Monday, April 06, 2009
With the recent drop in flight prices worldwide, many more people are opting
to take time and travel overseas for a holiday. But are these cheap flights
causing us to have more vein health issues? If you are one of the thousands
jumping on board the jet-setting ways of many celebrities, be sure you take
caution in your leg and vein health. The more often you fly and have
prolonged periods of time sitting or standing, it is vital to use
compression stockings to prevent from varicose veins
and Deep Vein
Cattle class is the last place you want to be during a 12-hour flight, so
take time to walk down the aisles and wear socks to keep the blood flowing
through your legs and veins. Taking such preventative measures will greatly
aid in better vein health and venous disease prevention.
Friday, April 03, 2009
Grapefruit Diet may Cause Vein Health Problems
A diet high in grapefruit consumption mixed with contraceptive pills and coupled with a family history nearly caused a women to lose her leg after a rare blood clot. Though not the most common of incidences, a odd combination made for an almost dangerous situation. Venous disease is a readily acknowledged and widespread problem worldwide, in fact 40 million Americans have some variation of varicose veins, DVT or spider veins (some form of venous disease). However, many cases go untreated and even disregarded.
Forbes report said, "So it was the combination of grapefruit juice, the estrogen in the birth control pill, the clot-inducing mutation and just sitting in the car in a position that narrowed the blood vessel, that threatened amputation of the leg, Grande said. This means there is no great lesson for people in general from the episode, she said. "Grapefruit juice is not a threat to society at large," she said. "It is very healthy in most cases. I believe this was a unique situation, and it should not discourage people from eating grapefruit."
Although venous disease and vein health issues can be quite dangerous, education, awareness and treatment are readily accessible and vital to better health.
Thursday, April 02, 2009
Hospitals Looking to Increase DVT Coverage
With the recent decision by Medicare to not pay for treatments regarding deep vein thrombosis (DVT) post hip or knee surgery. In lieu of DVT awareness month, this initiative may increase education and funding for DVT prevention. One key to alleviating such ailments is to prevent them all together, and in order to do so Kaiser and other hospitals are helping patients and the program out significantly.

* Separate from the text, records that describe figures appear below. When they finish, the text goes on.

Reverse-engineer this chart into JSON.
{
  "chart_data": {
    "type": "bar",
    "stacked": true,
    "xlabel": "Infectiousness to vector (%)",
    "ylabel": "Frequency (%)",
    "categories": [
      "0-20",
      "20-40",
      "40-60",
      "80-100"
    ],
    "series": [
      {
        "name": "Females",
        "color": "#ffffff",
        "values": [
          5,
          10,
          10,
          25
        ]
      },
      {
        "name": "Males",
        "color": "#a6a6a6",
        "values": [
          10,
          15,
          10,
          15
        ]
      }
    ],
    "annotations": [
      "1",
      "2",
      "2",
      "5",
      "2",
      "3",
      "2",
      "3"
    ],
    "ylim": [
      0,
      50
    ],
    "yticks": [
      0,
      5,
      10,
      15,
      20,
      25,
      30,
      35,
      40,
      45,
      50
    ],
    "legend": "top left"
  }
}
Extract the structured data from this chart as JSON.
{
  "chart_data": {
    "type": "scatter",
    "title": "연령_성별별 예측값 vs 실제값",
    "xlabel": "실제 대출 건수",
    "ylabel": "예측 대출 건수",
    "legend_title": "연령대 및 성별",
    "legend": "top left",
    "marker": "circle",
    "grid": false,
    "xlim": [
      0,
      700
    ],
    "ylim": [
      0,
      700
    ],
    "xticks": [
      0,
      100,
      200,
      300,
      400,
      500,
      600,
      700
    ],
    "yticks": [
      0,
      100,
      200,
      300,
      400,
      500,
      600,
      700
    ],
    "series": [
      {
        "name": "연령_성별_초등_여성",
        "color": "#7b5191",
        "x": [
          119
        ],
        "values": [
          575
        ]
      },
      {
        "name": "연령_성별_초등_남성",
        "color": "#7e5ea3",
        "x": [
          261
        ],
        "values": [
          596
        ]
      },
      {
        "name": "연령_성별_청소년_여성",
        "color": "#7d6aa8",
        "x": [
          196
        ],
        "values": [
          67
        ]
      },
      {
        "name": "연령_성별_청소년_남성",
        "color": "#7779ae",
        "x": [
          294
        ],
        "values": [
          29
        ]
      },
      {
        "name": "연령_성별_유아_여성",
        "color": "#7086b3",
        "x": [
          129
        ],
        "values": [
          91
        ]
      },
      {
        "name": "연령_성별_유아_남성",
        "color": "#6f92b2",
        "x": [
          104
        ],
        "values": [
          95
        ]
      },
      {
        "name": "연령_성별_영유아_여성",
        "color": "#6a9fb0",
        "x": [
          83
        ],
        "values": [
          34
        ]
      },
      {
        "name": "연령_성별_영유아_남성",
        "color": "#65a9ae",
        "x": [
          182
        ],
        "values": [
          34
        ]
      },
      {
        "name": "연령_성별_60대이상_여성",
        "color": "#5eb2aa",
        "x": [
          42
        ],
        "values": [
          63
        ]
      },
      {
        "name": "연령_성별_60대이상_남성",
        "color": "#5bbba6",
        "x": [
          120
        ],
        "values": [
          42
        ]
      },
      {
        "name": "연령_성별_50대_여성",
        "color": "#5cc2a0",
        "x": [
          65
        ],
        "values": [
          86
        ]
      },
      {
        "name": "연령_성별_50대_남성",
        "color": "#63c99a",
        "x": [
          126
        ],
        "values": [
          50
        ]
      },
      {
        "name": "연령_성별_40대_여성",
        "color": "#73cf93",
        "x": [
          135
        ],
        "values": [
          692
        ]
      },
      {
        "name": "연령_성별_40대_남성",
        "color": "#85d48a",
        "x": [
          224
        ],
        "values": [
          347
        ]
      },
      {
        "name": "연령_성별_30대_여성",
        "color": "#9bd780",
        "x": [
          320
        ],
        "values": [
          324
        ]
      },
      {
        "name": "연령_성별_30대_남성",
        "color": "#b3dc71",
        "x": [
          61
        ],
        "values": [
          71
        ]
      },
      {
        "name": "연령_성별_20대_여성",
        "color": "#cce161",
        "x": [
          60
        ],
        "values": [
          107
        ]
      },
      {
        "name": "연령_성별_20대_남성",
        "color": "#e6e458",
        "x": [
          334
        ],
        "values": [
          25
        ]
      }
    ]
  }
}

The Kaiser hospital reported on their press release, "Pulmonary embolisms can occur when a blot clot forms in a deep leg or pelvis vein, known as DVT, and moves up to the lung blocking the pulmonary artery. According to the Journal, pulmonary embolisms are the leading cause of preventable hospital deaths. Studies have shown that about one-third of patients receive recommended prevention therapies, such as giving certain patients blood-thinning medication and using special compression socks after surgery to improve circulation in the legs.
Wednesday, April 01, 2009
Varicose Vein Removal Market to Boost
The US market for varicose and spider vein removal is likely to get a massive boost by 2013. The projected numbers are set at around $215 million rise from where they are today. The report says that the tools and devices used over the past few years have gone through some turmoil, but now that there are only a few viable options on the market they are likely to take over and vastly expand their company and technologies.
Fox Business reported, "Because of these price increases, many physicians will take on more patients for varicose vein treatments in order to maximize device return-on-investment. These conditions, combined with the growing patient awareness of minimally invasive treatment alternatives to varicose vein surgery, will fuel significant growth in the endovenous ablation market over the next several years."
This would hopefully raise awareness and make treating varicose veins and venous disease readily available and much more widespread and affordable for patients.